You must be a fairly good person if the guilt and shame of what you did to your loved ones still haunt you 400 years later.
I don’t know if I’ve just been exposed to awful people all my life and that’s why my standards are a bit messed up, but what I think usually happens is that people repress their guilt, and after a while they expect forgiveness — and they’re willing to give it to themselves because time alone makes them feel entitled to it. I’m not sure if this is a correct moral assessment, but I hold grudges forever, so I’m presumably the worst person to evaluate this.
If enough time has passed and you’ve accepted responsibility, you’ll probably try to move on with your life, and that mistake won’t define everything you do afterward — especially when it comes to a choice you made simply to get yourself out of misery. It will probably stay in the back of your mind, but generally what happens with truly selfish people is that they immediately justify themselves and refuse to take any kind of responsibility, even when they aren’t facing starvation or any real threat.
Jinu’s sense of self is completely twisted by his guilt and shame, and he’s painfully aware of what he did. He doesn’t justify himself at all. When he lies about what happened, it’s because he’s facing a hunter who is threatening to send him back to hell (in their first meeting). After that, he becomes emotionally involved, but even when Rumi offers him a justification — saying he was just trying to help his family — he rejects it and insists it’s more complicated. In the end, he admits the truth and uses it to prove to both himself and Rumi that he’s a monster.
I’m not saying any of this is healthy. What I’m saying is that Jinu is unequipped to help himself in any meaningful way.

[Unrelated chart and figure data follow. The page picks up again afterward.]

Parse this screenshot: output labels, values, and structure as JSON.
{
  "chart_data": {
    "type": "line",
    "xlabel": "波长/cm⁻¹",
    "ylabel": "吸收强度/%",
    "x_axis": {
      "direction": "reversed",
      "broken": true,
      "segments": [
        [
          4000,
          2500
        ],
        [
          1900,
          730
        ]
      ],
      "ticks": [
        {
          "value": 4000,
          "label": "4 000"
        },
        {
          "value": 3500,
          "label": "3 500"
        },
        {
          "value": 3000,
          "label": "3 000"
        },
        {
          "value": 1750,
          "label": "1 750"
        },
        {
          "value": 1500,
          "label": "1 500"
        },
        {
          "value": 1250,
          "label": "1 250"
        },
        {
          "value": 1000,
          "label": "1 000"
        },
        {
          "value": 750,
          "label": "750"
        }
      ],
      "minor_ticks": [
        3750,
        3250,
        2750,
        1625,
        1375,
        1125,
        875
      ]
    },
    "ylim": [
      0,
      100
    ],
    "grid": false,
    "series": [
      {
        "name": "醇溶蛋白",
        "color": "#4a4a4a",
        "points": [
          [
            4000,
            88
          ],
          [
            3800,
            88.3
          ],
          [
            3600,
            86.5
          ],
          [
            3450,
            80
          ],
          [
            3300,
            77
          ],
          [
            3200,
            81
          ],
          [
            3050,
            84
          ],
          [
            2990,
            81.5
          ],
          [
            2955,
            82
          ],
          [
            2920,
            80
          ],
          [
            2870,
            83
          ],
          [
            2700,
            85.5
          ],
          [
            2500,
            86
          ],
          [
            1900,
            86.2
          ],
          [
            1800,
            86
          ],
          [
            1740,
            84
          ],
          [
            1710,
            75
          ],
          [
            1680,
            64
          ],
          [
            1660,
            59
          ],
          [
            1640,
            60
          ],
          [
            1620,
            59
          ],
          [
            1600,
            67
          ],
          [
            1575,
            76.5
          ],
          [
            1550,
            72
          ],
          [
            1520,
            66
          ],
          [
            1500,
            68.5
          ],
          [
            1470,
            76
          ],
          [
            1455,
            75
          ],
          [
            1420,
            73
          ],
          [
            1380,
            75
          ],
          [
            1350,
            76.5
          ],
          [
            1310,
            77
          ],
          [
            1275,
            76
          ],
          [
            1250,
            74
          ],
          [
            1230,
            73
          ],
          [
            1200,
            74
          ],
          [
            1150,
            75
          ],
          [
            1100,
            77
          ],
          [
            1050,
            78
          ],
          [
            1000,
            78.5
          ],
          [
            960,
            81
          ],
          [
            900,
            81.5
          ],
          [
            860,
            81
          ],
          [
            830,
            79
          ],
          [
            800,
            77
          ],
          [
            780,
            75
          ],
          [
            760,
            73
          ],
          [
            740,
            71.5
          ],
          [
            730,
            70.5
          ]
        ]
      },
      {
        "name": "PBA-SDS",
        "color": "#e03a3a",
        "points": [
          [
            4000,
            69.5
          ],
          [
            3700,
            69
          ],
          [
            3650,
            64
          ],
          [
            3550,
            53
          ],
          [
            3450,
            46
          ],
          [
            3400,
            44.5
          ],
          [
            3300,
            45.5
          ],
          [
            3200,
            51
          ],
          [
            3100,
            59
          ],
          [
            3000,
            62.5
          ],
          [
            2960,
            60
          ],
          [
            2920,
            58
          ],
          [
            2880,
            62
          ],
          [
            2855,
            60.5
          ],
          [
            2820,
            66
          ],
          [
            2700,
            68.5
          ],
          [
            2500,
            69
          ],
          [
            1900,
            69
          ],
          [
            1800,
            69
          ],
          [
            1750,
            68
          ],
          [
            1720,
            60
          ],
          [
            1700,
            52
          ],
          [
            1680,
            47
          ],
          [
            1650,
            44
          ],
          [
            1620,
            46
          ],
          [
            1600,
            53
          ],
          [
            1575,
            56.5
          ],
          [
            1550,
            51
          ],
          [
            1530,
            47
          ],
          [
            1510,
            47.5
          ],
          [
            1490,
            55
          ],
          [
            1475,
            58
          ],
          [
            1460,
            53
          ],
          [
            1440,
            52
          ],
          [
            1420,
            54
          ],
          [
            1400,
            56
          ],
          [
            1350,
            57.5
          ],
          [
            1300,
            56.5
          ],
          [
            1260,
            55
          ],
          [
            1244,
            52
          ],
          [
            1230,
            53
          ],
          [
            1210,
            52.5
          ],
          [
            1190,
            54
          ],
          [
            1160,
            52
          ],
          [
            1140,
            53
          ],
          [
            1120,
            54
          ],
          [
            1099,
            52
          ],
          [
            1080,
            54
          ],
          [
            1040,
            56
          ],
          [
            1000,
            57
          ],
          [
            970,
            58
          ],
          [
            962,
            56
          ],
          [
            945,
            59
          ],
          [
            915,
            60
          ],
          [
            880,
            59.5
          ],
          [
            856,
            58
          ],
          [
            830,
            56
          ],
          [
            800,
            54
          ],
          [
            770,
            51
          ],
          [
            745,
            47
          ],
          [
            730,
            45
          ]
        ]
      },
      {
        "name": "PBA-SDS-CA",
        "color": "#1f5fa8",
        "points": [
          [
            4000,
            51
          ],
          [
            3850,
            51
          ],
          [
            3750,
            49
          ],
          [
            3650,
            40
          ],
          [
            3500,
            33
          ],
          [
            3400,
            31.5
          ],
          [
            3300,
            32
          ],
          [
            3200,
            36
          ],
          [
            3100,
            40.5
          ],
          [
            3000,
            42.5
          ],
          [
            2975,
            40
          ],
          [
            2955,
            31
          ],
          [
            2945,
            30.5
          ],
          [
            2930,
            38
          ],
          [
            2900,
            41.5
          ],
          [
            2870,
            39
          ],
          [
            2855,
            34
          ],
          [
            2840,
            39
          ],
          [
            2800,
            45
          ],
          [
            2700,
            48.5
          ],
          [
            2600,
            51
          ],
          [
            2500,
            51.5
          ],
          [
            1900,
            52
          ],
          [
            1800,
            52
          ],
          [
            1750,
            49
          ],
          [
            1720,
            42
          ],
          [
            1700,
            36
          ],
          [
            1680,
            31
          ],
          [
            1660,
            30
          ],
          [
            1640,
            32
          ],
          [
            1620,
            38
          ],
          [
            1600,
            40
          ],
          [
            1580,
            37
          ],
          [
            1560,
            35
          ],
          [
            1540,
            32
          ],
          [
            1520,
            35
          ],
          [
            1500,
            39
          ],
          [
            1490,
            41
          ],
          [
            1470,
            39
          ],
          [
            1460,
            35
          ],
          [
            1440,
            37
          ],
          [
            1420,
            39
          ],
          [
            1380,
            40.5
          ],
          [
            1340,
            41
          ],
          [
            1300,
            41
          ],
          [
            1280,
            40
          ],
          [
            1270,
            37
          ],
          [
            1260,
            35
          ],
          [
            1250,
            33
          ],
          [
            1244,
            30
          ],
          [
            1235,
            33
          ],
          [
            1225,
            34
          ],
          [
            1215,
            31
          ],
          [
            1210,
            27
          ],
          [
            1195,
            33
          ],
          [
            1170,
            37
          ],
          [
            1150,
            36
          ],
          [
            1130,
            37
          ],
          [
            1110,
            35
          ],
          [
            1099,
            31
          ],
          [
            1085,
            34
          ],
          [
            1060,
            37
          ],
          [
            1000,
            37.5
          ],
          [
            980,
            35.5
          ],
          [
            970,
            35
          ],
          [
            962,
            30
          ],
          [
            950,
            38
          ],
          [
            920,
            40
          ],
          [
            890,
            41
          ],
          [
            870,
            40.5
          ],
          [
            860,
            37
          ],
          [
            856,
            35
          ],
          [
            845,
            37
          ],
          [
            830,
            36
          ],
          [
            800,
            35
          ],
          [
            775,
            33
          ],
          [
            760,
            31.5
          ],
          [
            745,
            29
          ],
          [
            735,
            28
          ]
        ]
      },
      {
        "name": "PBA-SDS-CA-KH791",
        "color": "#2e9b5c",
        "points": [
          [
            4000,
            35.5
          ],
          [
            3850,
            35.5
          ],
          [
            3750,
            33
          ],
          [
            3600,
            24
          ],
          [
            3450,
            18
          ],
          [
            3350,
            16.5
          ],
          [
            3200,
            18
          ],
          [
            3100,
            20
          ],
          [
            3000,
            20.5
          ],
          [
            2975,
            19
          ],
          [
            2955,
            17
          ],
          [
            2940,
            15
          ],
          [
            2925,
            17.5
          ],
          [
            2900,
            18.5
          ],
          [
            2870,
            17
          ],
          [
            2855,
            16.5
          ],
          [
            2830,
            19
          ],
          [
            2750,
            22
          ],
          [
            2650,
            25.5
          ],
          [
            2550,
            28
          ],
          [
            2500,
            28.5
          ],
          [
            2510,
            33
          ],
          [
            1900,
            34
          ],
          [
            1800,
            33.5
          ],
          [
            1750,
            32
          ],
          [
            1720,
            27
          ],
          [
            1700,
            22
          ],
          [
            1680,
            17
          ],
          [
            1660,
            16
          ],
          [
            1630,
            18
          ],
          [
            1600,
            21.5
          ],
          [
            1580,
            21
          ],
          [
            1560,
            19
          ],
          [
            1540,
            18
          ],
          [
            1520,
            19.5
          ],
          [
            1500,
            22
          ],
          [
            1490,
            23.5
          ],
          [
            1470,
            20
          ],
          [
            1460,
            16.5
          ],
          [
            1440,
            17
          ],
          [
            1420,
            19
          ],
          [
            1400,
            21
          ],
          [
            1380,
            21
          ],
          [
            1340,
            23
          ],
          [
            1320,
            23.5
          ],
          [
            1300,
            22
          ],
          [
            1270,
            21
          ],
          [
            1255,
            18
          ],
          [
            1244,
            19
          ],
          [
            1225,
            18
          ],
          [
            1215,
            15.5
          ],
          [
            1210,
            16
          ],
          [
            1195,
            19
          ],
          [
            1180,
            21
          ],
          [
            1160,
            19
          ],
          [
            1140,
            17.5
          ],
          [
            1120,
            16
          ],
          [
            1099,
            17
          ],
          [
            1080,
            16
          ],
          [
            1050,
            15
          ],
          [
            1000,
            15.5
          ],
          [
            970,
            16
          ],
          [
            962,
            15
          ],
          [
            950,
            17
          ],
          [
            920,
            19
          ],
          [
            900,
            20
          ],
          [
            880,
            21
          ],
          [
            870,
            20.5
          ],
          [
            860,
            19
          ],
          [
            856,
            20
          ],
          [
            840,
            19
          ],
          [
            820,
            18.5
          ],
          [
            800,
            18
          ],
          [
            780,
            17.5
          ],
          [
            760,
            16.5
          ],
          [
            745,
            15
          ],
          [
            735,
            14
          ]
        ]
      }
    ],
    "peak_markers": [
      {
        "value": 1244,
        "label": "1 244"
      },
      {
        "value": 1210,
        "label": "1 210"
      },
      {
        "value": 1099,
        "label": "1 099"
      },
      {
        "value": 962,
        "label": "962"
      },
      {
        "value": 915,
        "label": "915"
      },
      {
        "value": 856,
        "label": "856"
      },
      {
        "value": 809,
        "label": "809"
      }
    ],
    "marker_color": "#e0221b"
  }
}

He’s being tortured by a powerful, mind-controlling deity, and all he wants is for the pain to stop. I said before that the only redemption he can access is sacrifice, because the redemption he needs is with himself first and foremost — and I don’t think he’d ever be able to enjoy his time away from Gwi-ma knowing that his little sister died of hunger.
I hope he comes back at some point in the story, because after you’ve given everything, you also deserve to heal. It’s important that people who made terrible mistakes heal, just as much as it is that people affected by generational trauma heal.